A propos de "l'école bourgeoise".

En mai 68, un des slogans issu des facultés et répandu jusque dans les lycées s'en prenait à l'"école bourgeoise" et dénonçait son enseignement. Au même moment le PCF et l'UEC manifestait en réclamant "des plumes et des crayons".

La revendication purement économique est juste une caricature, mais ce qui est apparu par la suite, c'est que la dénonciation de l'école bourgeoise, exactement le contenu bourgeois de l'enseignement, n'a absolument pas débouché sur une école prolétarienne.

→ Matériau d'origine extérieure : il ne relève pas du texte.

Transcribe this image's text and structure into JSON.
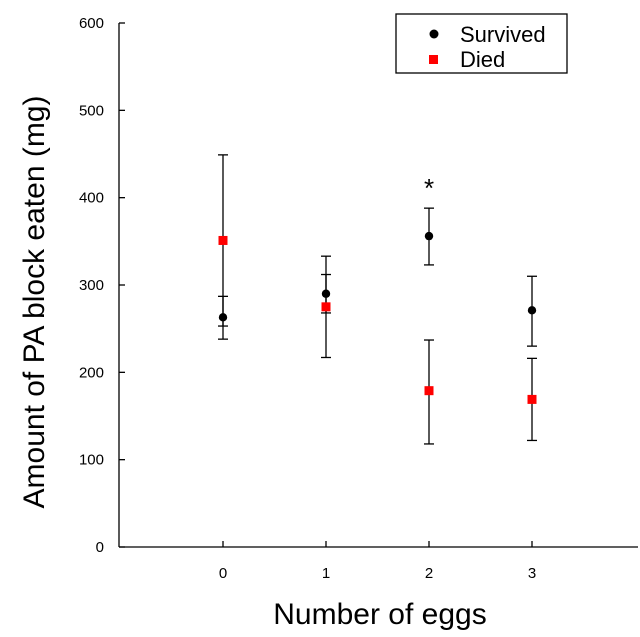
{
  "chart_data": {
    "type": "scatter",
    "xlabel": "Number of eggs",
    "ylabel": "Amount of PA block eaten (mg)",
    "xlim": [
      -1.2,
      3.9
    ],
    "ylim": [
      0,
      600
    ],
    "x_ticks": [
      0,
      1,
      2,
      3
    ],
    "y_ticks": [
      0,
      100,
      200,
      300,
      400,
      500,
      600
    ],
    "grid": false,
    "legend_position": "top-right",
    "series": [
      {
        "name": "Survived",
        "marker": "circle",
        "color": "#000000",
        "points": [
          {
            "x": 0,
            "y": 263,
            "err_low": 238,
            "err_high": 287
          },
          {
            "x": 1,
            "y": 290,
            "err_low": 268,
            "err_high": 312
          },
          {
            "x": 2,
            "y": 356,
            "err_low": 323,
            "err_high": 388
          },
          {
            "x": 3,
            "y": 271,
            "err_low": 230,
            "err_high": 310
          }
        ]
      },
      {
        "name": "Died",
        "marker": "square",
        "color": "#ff0000",
        "points": [
          {
            "x": 0,
            "y": 351,
            "err_low": 253,
            "err_high": 449
          },
          {
            "x": 1,
            "y": 275,
            "err_low": 217,
            "err_high": 333
          },
          {
            "x": 2,
            "y": 179,
            "err_low": 118,
            "err_high": 237
          },
          {
            "x": 3,
            "y": 169,
            "err_low": 122,
            "err_high": 216
          }
        ]
      }
    ],
    "annotations": [
      {
        "text": "*",
        "x": 2,
        "y": 420
      }
    ]
  }
}
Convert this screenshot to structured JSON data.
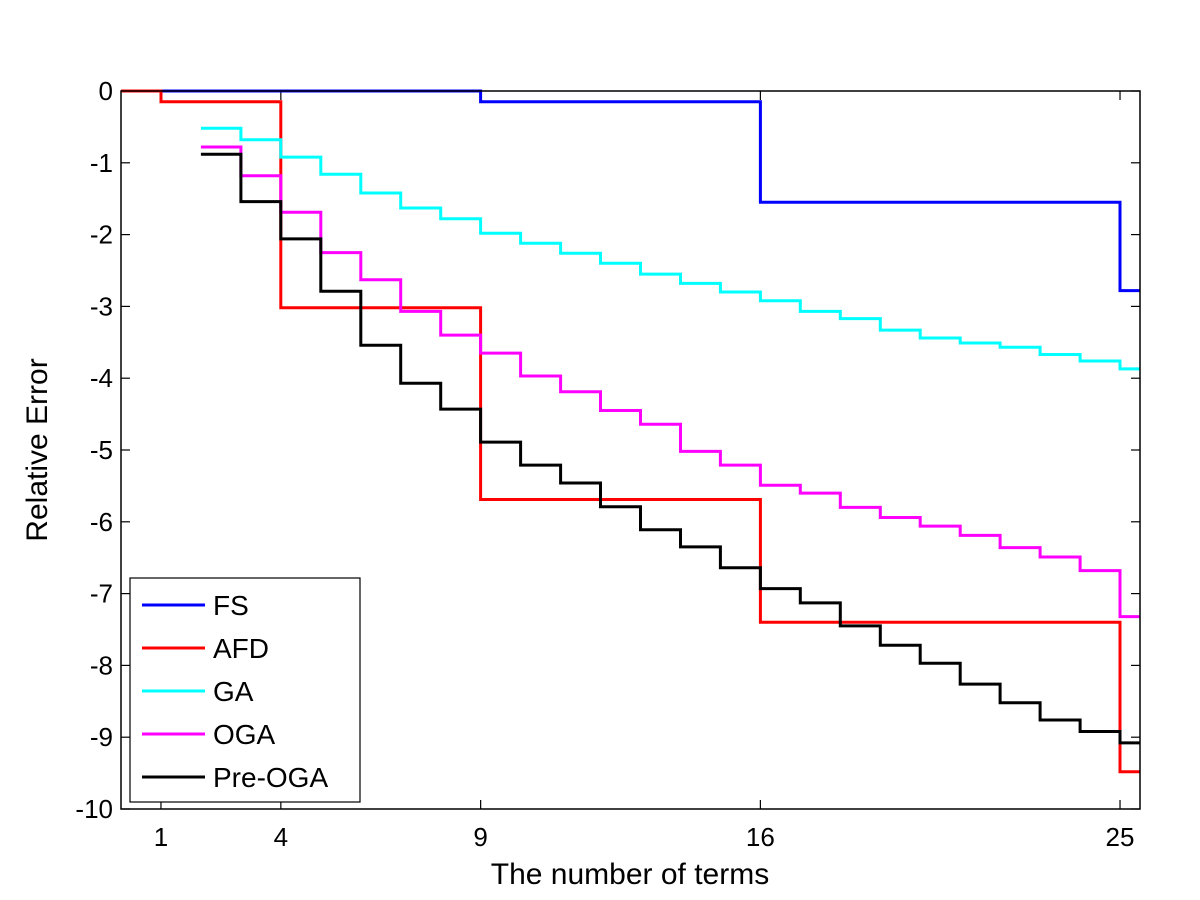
{
  "chart_data": {
    "type": "line",
    "step": true,
    "title": "",
    "xlabel": "The number of terms",
    "ylabel": "Relative Error",
    "xlim": [
      0,
      25.5
    ],
    "ylim": [
      -10,
      0
    ],
    "xticks": [
      1,
      4,
      9,
      16,
      25
    ],
    "xtick_labels": [
      "1",
      "4",
      "9",
      "16",
      "25"
    ],
    "yticks": [
      0,
      -1,
      -2,
      -3,
      -4,
      -5,
      -6,
      -7,
      -8,
      -9,
      -10
    ],
    "ytick_labels": [
      "0",
      "-1",
      "-2",
      "-3",
      "-4",
      "-5",
      "-6",
      "-7",
      "-8",
      "-9",
      "-10"
    ],
    "grid": false,
    "legend_position": "bottom-left",
    "series": [
      {
        "name": "FS",
        "color": "#0000ff",
        "steps": [
          [
            0,
            0
          ],
          [
            9,
            -0.15
          ],
          [
            16,
            -1.55
          ],
          [
            25,
            -2.78
          ]
        ],
        "x_end": 25.5
      },
      {
        "name": "AFD",
        "color": "#ff0000",
        "steps": [
          [
            0,
            0
          ],
          [
            1,
            -0.15
          ],
          [
            4,
            -3.02
          ],
          [
            9,
            -5.69
          ],
          [
            16,
            -7.4
          ],
          [
            25,
            -9.48
          ]
        ],
        "x_end": 25.5
      },
      {
        "name": "GA",
        "color": "#00ffff",
        "steps": [
          [
            2,
            -0.52
          ],
          [
            3,
            -0.68
          ],
          [
            4,
            -0.92
          ],
          [
            5,
            -1.16
          ],
          [
            6,
            -1.42
          ],
          [
            7,
            -1.63
          ],
          [
            8,
            -1.78
          ],
          [
            9,
            -1.98
          ],
          [
            10,
            -2.12
          ],
          [
            11,
            -2.26
          ],
          [
            12,
            -2.4
          ],
          [
            13,
            -2.55
          ],
          [
            14,
            -2.68
          ],
          [
            15,
            -2.8
          ],
          [
            16,
            -2.92
          ],
          [
            17,
            -3.07
          ],
          [
            18,
            -3.17
          ],
          [
            19,
            -3.33
          ],
          [
            20,
            -3.44
          ],
          [
            21,
            -3.51
          ],
          [
            22,
            -3.57
          ],
          [
            23,
            -3.67
          ],
          [
            24,
            -3.76
          ],
          [
            25,
            -3.87
          ]
        ],
        "x_end": 25.5
      },
      {
        "name": "OGA",
        "color": "#ff00ff",
        "steps": [
          [
            2,
            -0.78
          ],
          [
            3,
            -1.18
          ],
          [
            4,
            -1.69
          ],
          [
            5,
            -2.25
          ],
          [
            6,
            -2.63
          ],
          [
            7,
            -3.07
          ],
          [
            8,
            -3.4
          ],
          [
            9,
            -3.65
          ],
          [
            10,
            -3.97
          ],
          [
            11,
            -4.19
          ],
          [
            12,
            -4.45
          ],
          [
            13,
            -4.64
          ],
          [
            14,
            -5.02
          ],
          [
            15,
            -5.21
          ],
          [
            16,
            -5.49
          ],
          [
            17,
            -5.6
          ],
          [
            18,
            -5.8
          ],
          [
            19,
            -5.94
          ],
          [
            20,
            -6.06
          ],
          [
            21,
            -6.19
          ],
          [
            22,
            -6.36
          ],
          [
            23,
            -6.49
          ],
          [
            24,
            -6.68
          ],
          [
            25,
            -7.32
          ]
        ],
        "x_end": 25.5
      },
      {
        "name": "Pre-OGA",
        "color": "#000000",
        "steps": [
          [
            2,
            -0.88
          ],
          [
            3,
            -1.54
          ],
          [
            4,
            -2.06
          ],
          [
            5,
            -2.79
          ],
          [
            6,
            -3.54
          ],
          [
            7,
            -4.07
          ],
          [
            8,
            -4.43
          ],
          [
            9,
            -4.89
          ],
          [
            10,
            -5.21
          ],
          [
            11,
            -5.46
          ],
          [
            12,
            -5.79
          ],
          [
            13,
            -6.11
          ],
          [
            14,
            -6.35
          ],
          [
            15,
            -6.64
          ],
          [
            16,
            -6.93
          ],
          [
            17,
            -7.13
          ],
          [
            18,
            -7.45
          ],
          [
            19,
            -7.72
          ],
          [
            20,
            -7.97
          ],
          [
            21,
            -8.26
          ],
          [
            22,
            -8.52
          ],
          [
            23,
            -8.76
          ],
          [
            24,
            -8.92
          ],
          [
            25,
            -9.08
          ]
        ],
        "x_end": 25.5
      }
    ]
  }
}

Certaines expériences ont essayé de mettre en avant les luttes prolétariennes ou anti impérialistes dans l'enseignement lui-même, mais plus souvent l'enseignement a été vidé de sa substance, parfois de tout contenu scientifique, pour devenir un charabia de coquilles vides.
De sorte que l'indigence de l'enseignement s'est combiné avec le manque de moyens matériels et la mercantilisation.

Mais aujourd'hui, il me semble que l'enseignement bourgeois critiqué à cette époque apparaît aujourd'hui comme un enseignement colonial, et rejeté avec autant de violence.
Mais il n'y a pas d'enseignement révolutionnaire en face.